No estudo que incidiu na determinação da prevalência da deficiência de PK no
continente Africano (realizado em Moçambique), esta revelou-se elevada - 4,1% - sendo
o valor mais elevado descrito até ao momento a nível mundial para esta enzimopatia. Na
pesquisa de mutações que pudessem estar na causa deste fenótipo (baixa actividade de
PK), foi identificada uma mutação não sinónima 829G>A (277Glu>Lys),
significativamente associada à baixa actividade enzimática. Esta mutação foi também
identificada em Angola, São Tomé e Príncipe e Guiné Equatorial, onde a frequência de
portadores heterozigóticos foi entre 2,6 e 6,7% (valores que se encontram entre os mais
elevados descritos globalmente para mutações associadas à deficiência em PK). Não foi
possível concluir acerca da associação entre a deficiência de PK e o grau de severidade
da malária e da associação entre o alelo 829A e a mesma, devido ao baixo número de
amostras.
Os resultados dos ensaios de invasão/maturação do parasita sugeriram que, nos GV com
deficiência de PK ou G6PD, a invasão (onde está envolvida a membrana do GV
hospedeiro e o complexo apical do parasita) é mais relevante para a eventual protecção
contra a malária do que a maturação. Os resultados da análise proteómica revelaram
respostas diferentes por parte do parasita nas duas condições de crescimento (GV com
deficiência de PK e GV com deficiência de G6PD). Esta resposta parece ser
proporcional à gravidade da deficiência enzimática. Nos parasitas que cresceram em GV
deficientes em G6PD (provenientes de um indivíduo assintomático), a principal
alteração observada (relativamente às condições normais) foi o aumento do número de
proteínas de choque térmico e chaperones, mostrando que os parasitas responderam às
condições de stress oxidativo, aumentando a expressão de moléculas de protecção. Nos
parasitas que cresceram em condições de deficit de PK (GV de indivíduo com crises
hemolíticas regulares, dependente de transfusões sanguíneas), houve alteração da
expressão de um maior número de proteínas (relativamente ao observado em condições
normais), em que a maioria apresentou uma repressão da expressão.

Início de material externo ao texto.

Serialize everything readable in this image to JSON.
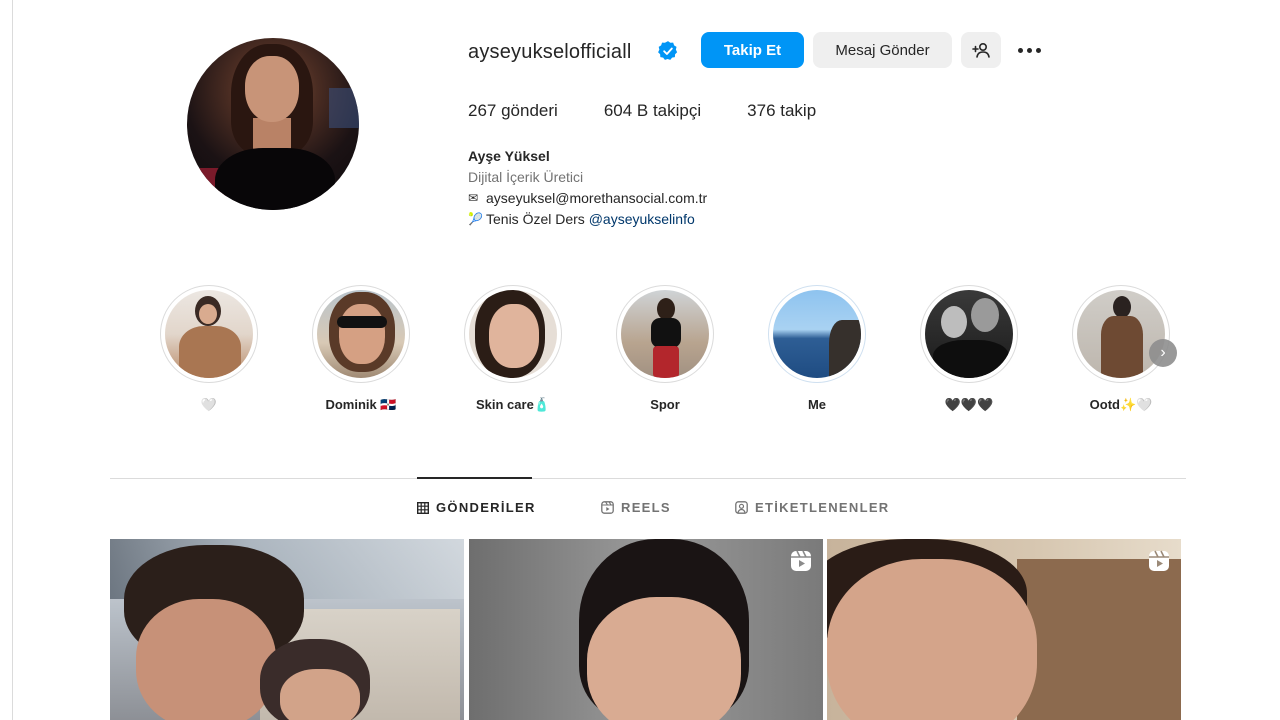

Os processos
biológicos mais representados nesta resposta do parasita foram a digestão da
hemoglobina e a troca de proteínas entre hospedeiro e parasita/remodelação da
superfície do GV. Além disso, uma elevada percentagem destas proteínas com
expressão alterada está relacionada com as fendas de Maurer, que desempenham um
papel importante na patologia da infecção malárica. É colocada a hipótese de que a
protecção contra a malária em GV deficientes em PK está relacionada com o processo
de remodelação da membrana dos GV pelo parasita, o que pode condicionar a invasão
por novos parasitas e a própria virulência da malária. Os resultados da análise do
proteoma dos GV contribuirão para confirmar esta hipótese.